Again the continuity differs from the comics, the Earth-616 Reva Connors was a childhood friend of Luke's caught in a love triangle between him and his best friend turned enemy Willis Stryker (Diamondback). Reva became engaged to Luke for a time before he gained his superpowers, but she was killed by the super-villain crime group the Maggia whilst in pursuit of Willis for stolen drugs. Originally Jessica never meets Reva, and neither her nor Killgrave have anything to do with her death.

So whilst Reva's death in Jessica Jones provides big moments of drama between Jessica and Luke, and is also the tipping point for Jessica managing to break away from Kilgrave's hold upon her, it does make it tricky to speculate how the relationship between the two is going to develop from here on out.

Coulter & Ritter as Luke & Jessica
Coulter & Ritter as Luke & Jessica

When Luke first discovered that it was Jessica who killed his wife he rejected her immediately, but after being placed under Kilgrave's control himself he realised that it truly was the Purple Man who was to blame for Reva's death. Now that the villain is out the picture by Jessica's hand this revelation may go some way to smoothing out the bumps in the road, but time will have to tell.

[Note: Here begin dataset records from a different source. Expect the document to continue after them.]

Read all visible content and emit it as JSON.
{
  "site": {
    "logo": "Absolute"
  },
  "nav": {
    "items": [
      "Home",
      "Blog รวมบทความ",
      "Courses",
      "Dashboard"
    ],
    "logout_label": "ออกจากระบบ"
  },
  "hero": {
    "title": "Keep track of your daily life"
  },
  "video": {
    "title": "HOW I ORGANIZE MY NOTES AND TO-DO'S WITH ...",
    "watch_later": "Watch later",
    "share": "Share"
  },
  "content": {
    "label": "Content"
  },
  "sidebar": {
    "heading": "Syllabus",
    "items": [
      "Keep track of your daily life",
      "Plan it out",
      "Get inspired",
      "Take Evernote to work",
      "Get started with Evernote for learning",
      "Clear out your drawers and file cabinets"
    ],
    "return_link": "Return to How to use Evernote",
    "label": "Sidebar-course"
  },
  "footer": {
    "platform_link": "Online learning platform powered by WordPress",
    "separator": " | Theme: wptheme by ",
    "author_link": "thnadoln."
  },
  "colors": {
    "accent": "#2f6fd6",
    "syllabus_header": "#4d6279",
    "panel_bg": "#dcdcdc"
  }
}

So whilst all this doesn't mean that Jessica and Luke won't end up together in the Netflix show continuity, it does make it a little less likely that it will happen quite as soon as we'd expected. It's also hard to say how things will work out regarding The Defenders as in the comics Jessica Jones is more closely associated with the New Avengers, not actually appearing as a member of the Defenders at all.

Jessica and Luke with their daughter Danielle
Jessica and Luke with their daughter Danielle

One final thing to keep in mind is that by the time Luke Cage rolls around several months will have passed from the time of the Jessica Jones finale. Jessica will presumably be back up and running Alias Investigations, and Luke will be dealing with the fallout of his prison escape and the experiments that made him the way he is, the core narrative of the show.

There's no official word yet on Krysten Ritter making an appearance which means she's unlikely to be a recurring character if she shows up in Luke Cage at all, but we do know that we'll see Rosario Dawson take another turn as Claire Temple, always the connective element.

Jessica Jones and Luke Cage are one of the few superhero marriages that hasn't yet ended in disaster, misery or death (don't worry, they got their baby daughter back from the Skrulls too), and sometimes it's just nice to see things work out for two people with such dark pasts.

Jessica says her vows at her wedding to Luke
Jessica says her vows at her wedding to Luke

Whilst a strong romance might not exactly gel with the darker tone set by the Netflix run of the Marvel shows it might just be the small burst of optimism that they need to keep Hell's Kitchen from losing the light completely. Let's hope we find out more when Luke Cage releases sometime this year.